Preface
First Edition Preface
[[2024-09-14]] Today the makeup exam finally ended. I heard the original exam directly reused past papers. These past few days I practiced three sets of “XDU original papers” (from 2021 and two from 2023) found online. I did the 2021 paper in the morning, and in the afternoon $\frac{1}{4}$ of the questions were exact copies without any changes. I couldn’t help but laugh.
Dai Hao once said he would try his best to find the best teachers for the Qian Class. But now it seems the School of Mathematics and Statistics has no one left? Poor teaching could be excused as not focusing on education or lacking talent in teaching; but directly reusing recent past papers for exams, full of unchecked errors and omissions, made me laugh in frustration.
The exams they create have no value, and they don’t even bother to test them themselves. This is an attitude problem.
It’s fine that your university goes easy on final exams, but don’t keep fooling people with old material. You preach innovation to students, yet for yourselves, just getting by is enough. This is not the attitude for academic work, nor is it the attitude one should have for teaching.
Probability theory ends here for now. Over the past two days, I repeatedly reviewed notes, practiced problems, and corrected many errors, clarifying the knowledge structure of this course.
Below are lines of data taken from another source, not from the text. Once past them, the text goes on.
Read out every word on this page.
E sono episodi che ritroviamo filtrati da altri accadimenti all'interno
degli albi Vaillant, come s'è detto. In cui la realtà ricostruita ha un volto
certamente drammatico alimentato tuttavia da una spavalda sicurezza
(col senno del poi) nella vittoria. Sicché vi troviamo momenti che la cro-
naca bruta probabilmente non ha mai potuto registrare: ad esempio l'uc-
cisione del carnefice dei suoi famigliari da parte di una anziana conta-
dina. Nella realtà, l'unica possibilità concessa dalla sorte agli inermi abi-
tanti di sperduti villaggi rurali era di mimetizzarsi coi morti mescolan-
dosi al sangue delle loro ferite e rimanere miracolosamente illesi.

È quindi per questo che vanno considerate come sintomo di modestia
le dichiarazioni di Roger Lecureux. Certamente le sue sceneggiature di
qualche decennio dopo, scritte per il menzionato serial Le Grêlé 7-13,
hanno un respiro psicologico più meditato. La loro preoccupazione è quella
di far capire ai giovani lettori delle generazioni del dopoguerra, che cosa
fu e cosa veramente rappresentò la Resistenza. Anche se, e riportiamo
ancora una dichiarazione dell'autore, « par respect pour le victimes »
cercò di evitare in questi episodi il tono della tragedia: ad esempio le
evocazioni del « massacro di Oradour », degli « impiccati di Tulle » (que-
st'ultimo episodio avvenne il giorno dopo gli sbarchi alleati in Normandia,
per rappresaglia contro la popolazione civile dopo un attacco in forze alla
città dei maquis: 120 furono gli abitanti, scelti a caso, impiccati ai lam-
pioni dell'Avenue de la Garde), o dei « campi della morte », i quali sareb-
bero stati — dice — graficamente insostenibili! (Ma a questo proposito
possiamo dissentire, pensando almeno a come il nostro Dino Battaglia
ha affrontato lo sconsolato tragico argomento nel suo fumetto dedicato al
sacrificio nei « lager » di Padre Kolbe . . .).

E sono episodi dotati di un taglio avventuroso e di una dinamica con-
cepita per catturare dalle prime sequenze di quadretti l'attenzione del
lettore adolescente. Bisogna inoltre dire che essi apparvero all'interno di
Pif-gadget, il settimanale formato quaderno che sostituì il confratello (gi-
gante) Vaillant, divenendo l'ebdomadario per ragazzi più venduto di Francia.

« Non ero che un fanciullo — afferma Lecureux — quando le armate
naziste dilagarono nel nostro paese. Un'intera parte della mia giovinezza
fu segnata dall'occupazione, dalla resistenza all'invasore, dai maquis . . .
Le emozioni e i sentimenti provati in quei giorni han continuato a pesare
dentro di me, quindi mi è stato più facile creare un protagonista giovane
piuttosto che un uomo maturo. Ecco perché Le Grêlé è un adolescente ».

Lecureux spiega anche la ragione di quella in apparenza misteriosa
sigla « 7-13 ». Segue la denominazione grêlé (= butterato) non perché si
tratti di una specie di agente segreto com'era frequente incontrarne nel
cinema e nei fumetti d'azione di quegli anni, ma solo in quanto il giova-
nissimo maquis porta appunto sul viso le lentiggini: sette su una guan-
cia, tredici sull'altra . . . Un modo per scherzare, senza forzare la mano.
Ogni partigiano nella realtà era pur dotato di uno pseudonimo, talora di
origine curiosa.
Although the content is still relatively sparse, it should suffice as final review material. This edition will likely be the final version (probably). I’ll continue organizing Electrodynamics and Digital Signal Processing during the Mid-Autumn Festival.
Second Edition Preface
Nothing is final!!! ——Qian Xuesen
Added content on the left/right continuity of distribution functions. It seems this course is far from final…
Event Operations to Logical Operations
- $A \cup B=A+B$
- $A \cap B=A \cdot B$
- $A-B=A \bar{B}$ Event $A$ occurs and event $B$ does not occur, easily proven by Venn diagrams. $-B$ can be interpreted as $\cdot (-B)$, where $-B$ is $\bar{B}$.
- If $A \subset B$, then $A \cup B=B$, $A \cap B=A$.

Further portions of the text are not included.